I'm keeping an eye on you, buddy.

Unicode ʘ (Latin letter bilabial click), hyphen, close parenthesis

I'll create more in the days to come. In the meantime... ʘ-)

Saturday, July 14, 2007

The Order of the Phoenix

We went to see Harry Potter and the Order of the Phoenix this afternoon. If you have read the books, I can tell you that it's a bit like shifting without the clutch. Whaaa! We're moving! Eeee! We're stopping! Whoa! We're done! If you haven't read the books, you'd probably remark that it was "smartly paced, but a lot wasn't explained." Basically, you've got the longest book in the series condensed into the shortest movie in the series, and that means a lot of things got left out.
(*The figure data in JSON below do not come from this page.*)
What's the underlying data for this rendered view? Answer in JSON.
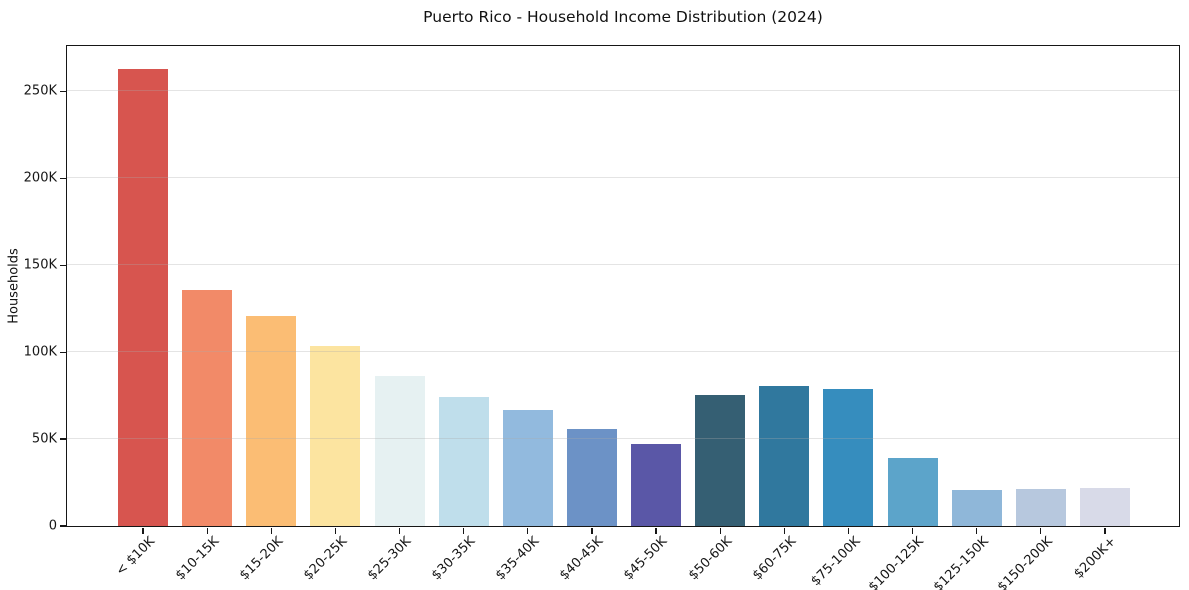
{
  "chart_data": {
    "type": "bar",
    "title": "Puerto Rico - Household Income Distribution (2024)",
    "xlabel": "",
    "ylabel": "Households",
    "categories": [
      "< $10K",
      "$10-15K",
      "$15-20K",
      "$20-25K",
      "$25-30K",
      "$30-35K",
      "$35-40K",
      "$40-45K",
      "$45-50K",
      "$50-60K",
      "$60-75K",
      "$75-100K",
      "$100-125K",
      "$125-150K",
      "$150-200K",
      "$200K+"
    ],
    "values": [
      263000,
      135500,
      120500,
      103500,
      86000,
      74000,
      66500,
      56000,
      47000,
      75500,
      80500,
      79000,
      39000,
      20500,
      21500,
      22000
    ],
    "bar_colors": [
      "#d7554f",
      "#f28a68",
      "#fbbd74",
      "#fce4a0",
      "#e6f1f2",
      "#bfdeeb",
      "#92bade",
      "#6c92c6",
      "#5a57a7",
      "#355f73",
      "#30789e",
      "#368dbe",
      "#5ca4ca",
      "#8fb7d9",
      "#b7c8de",
      "#d8dae8"
    ],
    "yticks": [
      0,
      50000,
      100000,
      150000,
      200000,
      250000
    ],
    "ytick_labels": [
      "0",
      "50K",
      "100K",
      "150K",
      "200K",
      "250K"
    ],
    "ylim": [
      0,
      276000
    ],
    "grid": "horizontal",
    "grid_above_bars": true,
    "legend": "none",
    "background_color": "#ffffff",
    "spine_color": "#161616",
    "text_color": "#161616"
  }
}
Luna Lovegood and Prof. Umbridge got the most character development, being new; everyone else pretty much just showed up and did their thing, fast. To the movie's credit, though, there were certain parts I thought better the book: Meeting Grawp (jingle, jingle), and the way the rest of the DA escaped from Umbridge's office — much more realistic, and clever, in my mind. By contrast, the Weasley twins' flight was a bit of a letdown, compared to the triumphant exit in the book, and Rowling's depiction of Love as an overwhelming, almost physical force is replaced with some sappy pop psychology drivel. Otherwise, a pretty good flick.

Now, one week until Book 7....

Thursday, July 12, 2007

What kind of sucker...

Good thing I'm not known for drinking margaritas.

One of my co-workers dropped by my desk, and said he's come across these lollipops at a friend's house, and thought of me. He gave me a choice between the jalapeño and and the chili pepper, and, since I've yet to try a jalapeño candy that I've liked, I chose the chili pepper lollipop.

Not bad, really. The clear part tasted like cinnamon, and the pepper was definitely real.

Dave went on to tell me that they had other flavors, ones that included other real items in them, like green apple flavor... with a worm. Or, inexplicably, vodka flavored (vodka has a flavor?) with a scorpion in it. I'm at a bit of a loss to explain the scorpion, although I suppose that vodka is more-or-less associated with Russia, and places like China serve fried scorpions, so maybe there's some Sino-Russian overlap there.

I was curious about how the, uh, ingredients were prepared, so I sent off an email to the company. The reply was sitting in my in-box this morning:

Hello Andy,
Thank you for your interest in Hotlix. Hotlix raises all there insect's for food products. They are cooked and processed and safe to eat. We have to go by all State & Federal regulations that any food manufacture would. Try the Scorpion Suckers, they are the most popular. I prefer the Cheddar Cheese Larvets.
Best Regards,
Kathy Mitchell

We live in such a wonderfully weird world.